Homily of Cardinal Justin Rigali
Mass on Ash Wednesday
Cathedral Basilica of Saints Peter and Paul
March 1, 2006
Dear Friends in our Lord Jesus Christ,
Today, Ash Wednesday, we begin an important journey. It is a journey that we make together with Jesus, and the journey takes Jesus and us all the way to Calvary. Our Lenten season will culminate in the Death of Jesus on Good Friday and then, finally, with His glorious Resurrection.
We know—as we ask ourselves the purpose of this journey on the part of Jesus all the way to Calvary, all the way to the shedding of His blood on the Cross—that this journey was made out of love for us. It was a journey by which Christ would gain His goal, and His goal through his death on Calvary was to take away the sins of the world, to take away our sins. Jesus knew that we needed redemption and His love for us prompted Him to make this journey to Jerusalem, to Calvary. For us, too, dear friends, our Lenten celebration is a journey of love in which we endeavor to return God’s love. In a very special way, we do this by a concerted effort to renounce sin.
We are called upon, in our first reading today, to turn to God. Lent is a wonderful opportunity in our life. God is calling us. And just as Jesus laid down His life out of love for us, so now He asks us out of love for Him and His Father in heaven to make the effort to turn to Him and to renounce sin, in order to live for God.
Did you notice in our second reading from Saint Paul the extraordinary expression that the Apostle used? Saint Paul said, as he was describing the fact that Jesus took upon Himself all the sins of the world on Calvary—and he uses a dramatic expression!—Christ became sin. It is this expression that helps us to understand just how much the sins of the world weighed upon Christ. So much so that Saint Paul says He became sin—He who was the Son of God, He who was absolutely sinless Himself. In taking upon Himself the sins of the world, our sins, He became sin. But Saint Paul goes on to explain that Christ became sin, with all this weight, precisely so that we might become the righteousness, the holiness of God, that we might become worthy of our vocation as children of God.
Today, dear Friends, during this special period of grace in the life of the Church and in our own lives, Jesus Himself speaks to us in the Gospel and He gives us an indication of how we might respond to His call, how we might turn to God during Lent. Jesus Himself suggests three things. One of them is prayer. Through prayer we have a wonderful opportunity to connect with God. And then Jesus also points out to us the possibility of fasting. Although the fasting of the Church is very mitigated, today is one of the days in which we are asked—just today and Good Friday—to make an effort to fast a bit. And the third thing that Jesus Himself speaks to us about is almsgiving. We who have received so much from God, we who have been pardoned our sins, we who have been redeemed are now asked to go out of ourselves, to turn to our neighbor, to turn to those in need, to turn in mercy and almsgiving to help relieve the tremendous needs of the world.

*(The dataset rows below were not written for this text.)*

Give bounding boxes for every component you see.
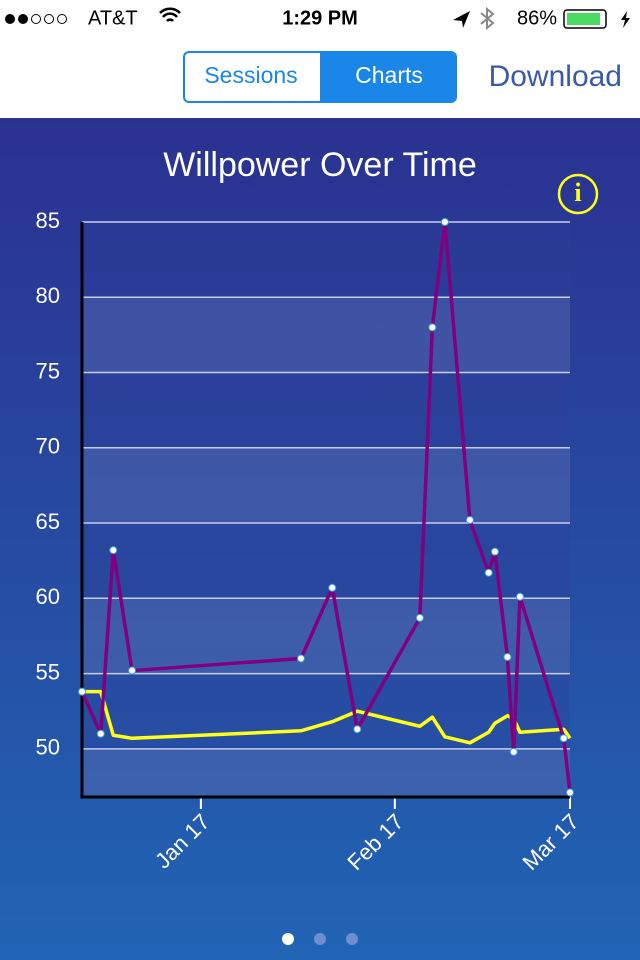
data-point — [440, 218, 449, 226]
clock: 1:29 PM — [282, 7, 358, 29]
bluetooth-icon — [480, 6, 495, 31]
data-point — [566, 788, 574, 797]
chart-title: Willpower Over Time — [163, 146, 477, 184]
data-point — [128, 666, 137, 675]
y-tick-label: 60 — [36, 584, 60, 609]
y-tick-label: 85 — [36, 208, 60, 233]
data-point — [328, 583, 337, 592]
y-tick-label: 70 — [36, 434, 60, 459]
data-point — [559, 734, 568, 743]
data-point — [515, 592, 524, 601]
wifi-icon — [159, 7, 181, 22]
charging-icon — [621, 11, 630, 28]
segment-selected — [320, 53, 455, 101]
battery-level — [567, 13, 600, 25]
info-button[interactable] — [557, 173, 599, 215]
data-point — [509, 747, 518, 756]
segment-charts[interactable]: Charts — [355, 62, 423, 88]
battery — [563, 9, 607, 29]
data-point — [428, 323, 437, 332]
data-point — [465, 516, 474, 525]
data-point — [96, 729, 105, 738]
segment-sessions[interactable]: Sessions — [204, 62, 297, 88]
plot-band — [82, 748, 570, 797]
plot-band — [82, 447, 570, 524]
data-point — [353, 725, 362, 734]
data-point — [490, 547, 499, 556]
plot-band — [82, 372, 570, 448]
carrier: AT&T — [88, 7, 138, 29]
chart-bg — [0, 118, 640, 960]
location-icon — [453, 11, 470, 28]
data-point — [503, 653, 512, 662]
battery-percent: 86% — [517, 7, 557, 29]
y-tick-label: 75 — [36, 358, 60, 383]
y-tick-label: 55 — [36, 659, 60, 684]
download-button[interactable]: Download — [489, 60, 622, 93]
data-point — [415, 613, 424, 622]
info-label[interactable]: i — [574, 178, 581, 207]
y-tick-label: 50 — [36, 735, 60, 760]
plot-band — [82, 598, 570, 674]
axes — [80, 222, 570, 799]
data-point — [296, 654, 305, 663]
data-point — [78, 687, 86, 696]
signal — [5, 14, 67, 24]
data-point — [109, 546, 118, 555]
y-tick-label: 80 — [36, 283, 60, 308]
plot-band — [82, 523, 570, 599]
plot-band — [82, 297, 570, 373]
data-point — [484, 568, 493, 577]
y-tick-label: 65 — [36, 509, 60, 534]
page-indicator — [282, 933, 358, 945]
plot-band — [82, 222, 570, 298]
series-line — [80, 220, 572, 793]
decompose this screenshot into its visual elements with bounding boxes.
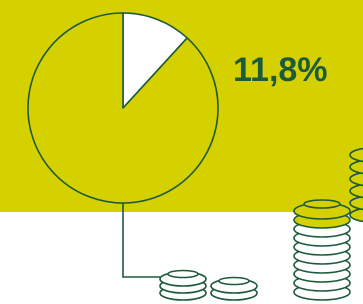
page: {"chart_data": {"type": "pie", "values":… bbox=[0, 0, 363, 304]
connector bbox=[123, 203, 160, 277]
coin-stack bbox=[294, 200, 350, 300]
pie-slice bbox=[28, 13, 218, 203]
chart: 11,8% bbox=[0, 0, 363, 304]
coin-stack bbox=[160, 271, 206, 301]
coin-stack bbox=[211, 278, 257, 301]
value-label: 11,8% bbox=[233, 51, 328, 89]
pie bbox=[28, 13, 218, 203]
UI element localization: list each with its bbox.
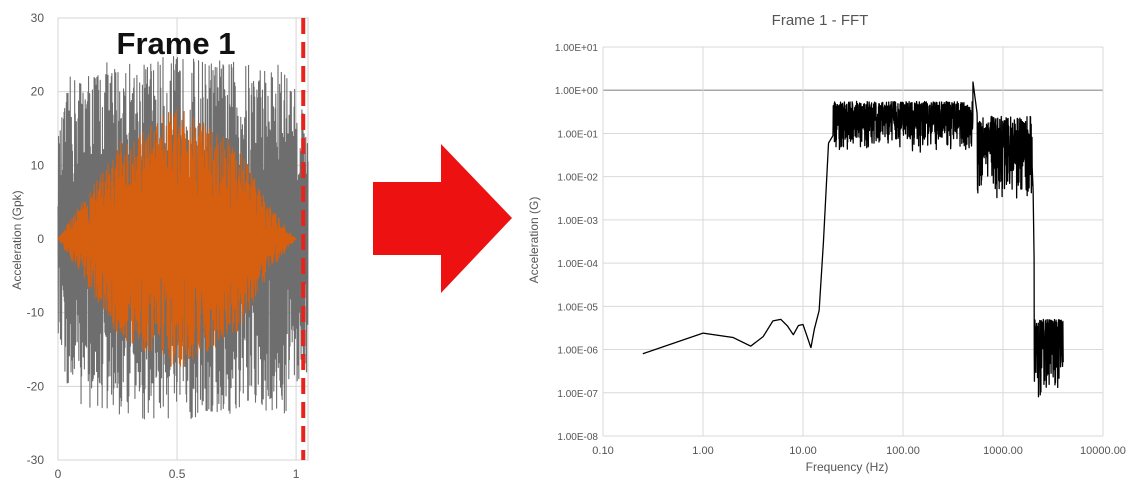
right-y-tick-label: 1.00E+00 <box>555 86 599 97</box>
right-y-tick-labels: 1.00E+01 1.00E+00 1.00E-01 1.00E-02 1.00E-03… <box>555 43 599 443</box>
right-x-tick-label: 100.00 <box>886 445 920 457</box>
left-y-tick-labels: 30 20 10 0 -10 -20 -30 <box>27 11 45 467</box>
left-series-group <box>57 56 309 420</box>
right-y-tick-label: 1.00E-02 <box>557 173 598 184</box>
left-y-axis-label: Acceleration (Gpk) <box>10 190 24 289</box>
right-y-axis-label: Acceleration (G) <box>527 197 541 284</box>
right-y-tick-label: 1.00E+01 <box>555 43 599 54</box>
left-y-tick-label: 20 <box>31 85 45 99</box>
right-series-fft <box>642 81 1064 398</box>
left-x-tick-label: 0 <box>55 467 62 481</box>
right-x-tick-labels: 0.10 1.00 10.00 100.00 1000.00 10000.00 <box>592 445 1126 457</box>
left-y-tick-label: 10 <box>31 158 45 172</box>
left-y-tick-label: 0 <box>37 232 44 246</box>
right-x-axis-label: Frequency (Hz) <box>806 460 889 474</box>
right-y-tick-label: 1.00E-05 <box>557 302 598 313</box>
left-x-tick-label: 0.5 <box>169 467 186 481</box>
right-y-tick-label: 1.00E-04 <box>557 259 598 270</box>
right-y-tick-label: 1.00E-07 <box>557 389 598 400</box>
left-x-tick-label: 1 <box>293 467 300 481</box>
right-series-group <box>642 81 1064 398</box>
right-x-tick-label: 0.10 <box>592 445 613 457</box>
right-y-tick-label: 1.00E-06 <box>557 346 598 357</box>
right-arrow-icon <box>373 144 512 293</box>
left-x-tick-labels: 0 0.5 1 <box>55 467 300 481</box>
left-y-tick-label: 30 <box>31 11 45 25</box>
left-y-tick-label: -10 <box>27 306 45 320</box>
right-y-tick-label: 1.00E-08 <box>557 432 598 443</box>
left-y-tick-label: -30 <box>27 453 45 467</box>
right-chart-fft: Frame 1 - FFT 1.00E+011.00E+001.00E-011.… <box>527 12 1126 474</box>
left-series-orange <box>57 108 297 367</box>
right-x-tick-label: 1000.00 <box>983 445 1023 457</box>
right-y-tick-label: 1.00E-01 <box>557 129 598 140</box>
right-x-tick-label: 10000.00 <box>1080 445 1126 457</box>
right-arrow <box>373 144 512 293</box>
right-chart-title: Frame 1 - FFT <box>772 12 869 29</box>
right-x-tick-label: 1.00 <box>692 445 713 457</box>
right-x-tick-label: 10.00 <box>789 445 817 457</box>
left-y-tick-label: -20 <box>27 379 45 393</box>
left-chart-title: Frame 1 <box>117 26 236 61</box>
left-series-gray <box>57 56 309 420</box>
right-y-tick-label: 1.00E-03 <box>557 216 598 227</box>
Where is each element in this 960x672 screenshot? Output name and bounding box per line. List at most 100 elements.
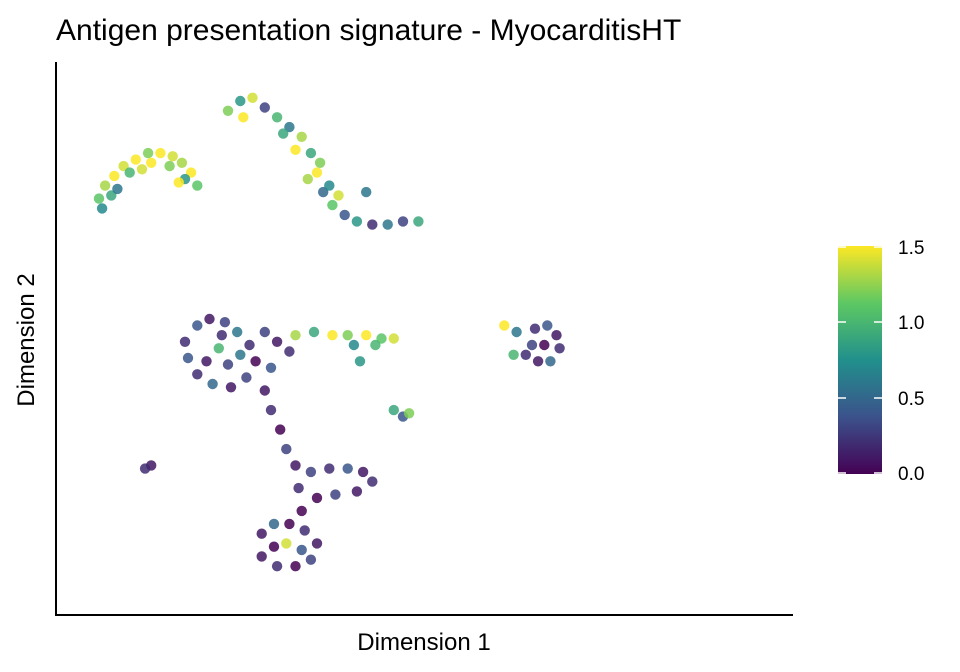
data-point [99, 180, 111, 191]
chart-title: Antigen presentation signature - Myocard… [56, 14, 681, 47]
data-point [284, 518, 295, 530]
data-point [324, 463, 335, 474]
data-point [382, 219, 393, 230]
data-point [511, 326, 522, 338]
data-point [526, 339, 538, 351]
data-point [554, 343, 565, 354]
colorbar-gradient [838, 246, 882, 474]
data-point [508, 349, 519, 360]
data-point [106, 190, 117, 201]
data-point [351, 486, 363, 497]
data-point [179, 336, 191, 347]
data-point [238, 112, 249, 123]
data-point [342, 463, 353, 474]
data-point [367, 476, 378, 487]
data-point [281, 538, 292, 549]
data-point [182, 352, 194, 364]
data-point [539, 339, 550, 351]
data-point [499, 320, 510, 331]
data-point [305, 466, 317, 478]
data-point [136, 164, 148, 175]
data-point [333, 190, 344, 201]
data-point [339, 209, 350, 221]
data-point [305, 554, 317, 565]
data-point [118, 160, 129, 172]
data-point [173, 177, 184, 188]
data-point [222, 105, 234, 117]
data-point [520, 349, 531, 360]
colorbar-tick-label: 1.0 [898, 313, 924, 334]
data-point [155, 147, 166, 159]
data-point [311, 492, 323, 504]
data-point [146, 157, 157, 168]
data-point [305, 147, 317, 159]
data-point [351, 216, 363, 227]
data-point [357, 466, 369, 478]
data-point [192, 320, 203, 331]
data-point [271, 561, 283, 572]
data-point [397, 216, 409, 227]
data-point [265, 362, 277, 373]
data-point [109, 170, 120, 182]
data-point [296, 131, 307, 142]
data-point [314, 157, 326, 168]
data-point [284, 121, 295, 133]
data-point [259, 102, 270, 113]
data-point [354, 356, 366, 367]
data-point [545, 356, 556, 367]
data-point [219, 317, 231, 328]
data-point [204, 313, 215, 325]
data-point [311, 538, 323, 549]
data-point [311, 167, 323, 178]
data-point [256, 528, 267, 539]
data-point [296, 544, 307, 556]
data-point [271, 336, 283, 347]
data-point [185, 167, 197, 178]
data-point [164, 160, 175, 172]
y-axis-label: Dimension 2 [13, 273, 40, 406]
data-point [124, 167, 135, 178]
data-point [290, 330, 301, 341]
data-point [96, 203, 108, 214]
data-point [112, 183, 123, 195]
data-point [370, 339, 381, 351]
data-point [216, 330, 227, 341]
data-point [403, 408, 415, 419]
data-point [376, 333, 387, 344]
data-point [290, 144, 301, 155]
data-point [308, 326, 320, 338]
data-point [192, 369, 203, 380]
data-point [290, 460, 301, 471]
data-point [265, 404, 277, 416]
data-point [256, 551, 267, 562]
data-point [235, 349, 246, 360]
data-point [413, 216, 424, 227]
data-point [213, 343, 224, 354]
data-point [367, 219, 378, 230]
data-point [361, 186, 372, 198]
data-point [259, 385, 270, 396]
data-point [130, 154, 141, 165]
data-point [388, 333, 399, 344]
data-point [281, 443, 292, 455]
data-point [293, 482, 304, 494]
data-point [278, 128, 289, 139]
data-point [342, 330, 353, 341]
data-point [327, 199, 338, 211]
data-point [551, 330, 562, 341]
colorbar-tick-label: 1.5 [898, 238, 924, 259]
data-point [299, 525, 310, 536]
data-point [290, 561, 301, 572]
data-point [241, 372, 252, 383]
data-point [324, 180, 335, 191]
data-point [542, 320, 553, 331]
data-point [222, 359, 234, 370]
data-point [327, 330, 338, 341]
data-point [250, 356, 261, 367]
data-point [275, 424, 286, 435]
data-point [268, 518, 280, 530]
data-point [139, 463, 151, 474]
data-point [232, 326, 243, 338]
data-point [268, 541, 280, 552]
data-point [235, 95, 246, 107]
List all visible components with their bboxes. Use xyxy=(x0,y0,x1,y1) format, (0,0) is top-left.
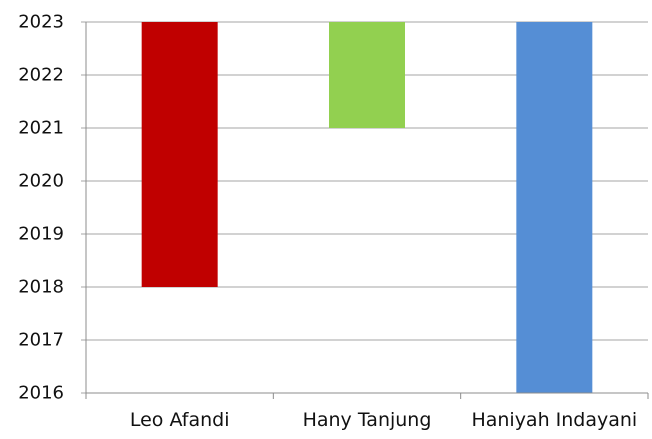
y-tick-label: 2021 xyxy=(18,118,64,139)
x-axis-labels: Leo Afandi Hany Tanjung Haniyah Indayani xyxy=(130,409,637,431)
axes xyxy=(85,22,649,399)
y-axis-ticks: 2016 2017 2018 2019 2020 2021 2022 2023 xyxy=(18,12,64,404)
y-tick-label: 2018 xyxy=(18,277,64,298)
bar xyxy=(516,22,593,393)
x-category-label: Haniyah Indayani xyxy=(471,409,637,431)
y-tick-label: 2022 xyxy=(18,65,64,86)
y-tick-label: 2019 xyxy=(18,224,64,245)
x-category-label: Leo Afandi xyxy=(130,409,230,431)
y-tick-label: 2023 xyxy=(18,12,64,33)
bars xyxy=(141,22,593,393)
bar xyxy=(329,22,405,128)
x-category-label: Hany Tanjung xyxy=(303,409,432,431)
y-tick-label: 2017 xyxy=(18,330,64,351)
y-tick-label: 2020 xyxy=(18,171,64,192)
y-tick-label: 2016 xyxy=(18,383,64,404)
bar xyxy=(141,22,218,287)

Our Holy Father Pope Benedict XVI has just encouraged us, since we are loved by God so much, to be mindful of all the needs of our brothers and sisters throughout the world, to be mindful of suffering, to be mindful of poverty. And so we have the possibility, which is a great thing in the tradition of the Church, to be generous, to give of ourselves, to give back to God a part of what He has given to us.
Dear friends, with determination, with great gratitude to God, with joy in our hearts we begin our journey to Jerusalem, we begin our journey to Calvary together with Jesus Christ. And just as His journey was motivated completely by love for us so our journey is motivated by an attempt to return the love with which we have been loved by God in Christ Jesus our Lord. Amen.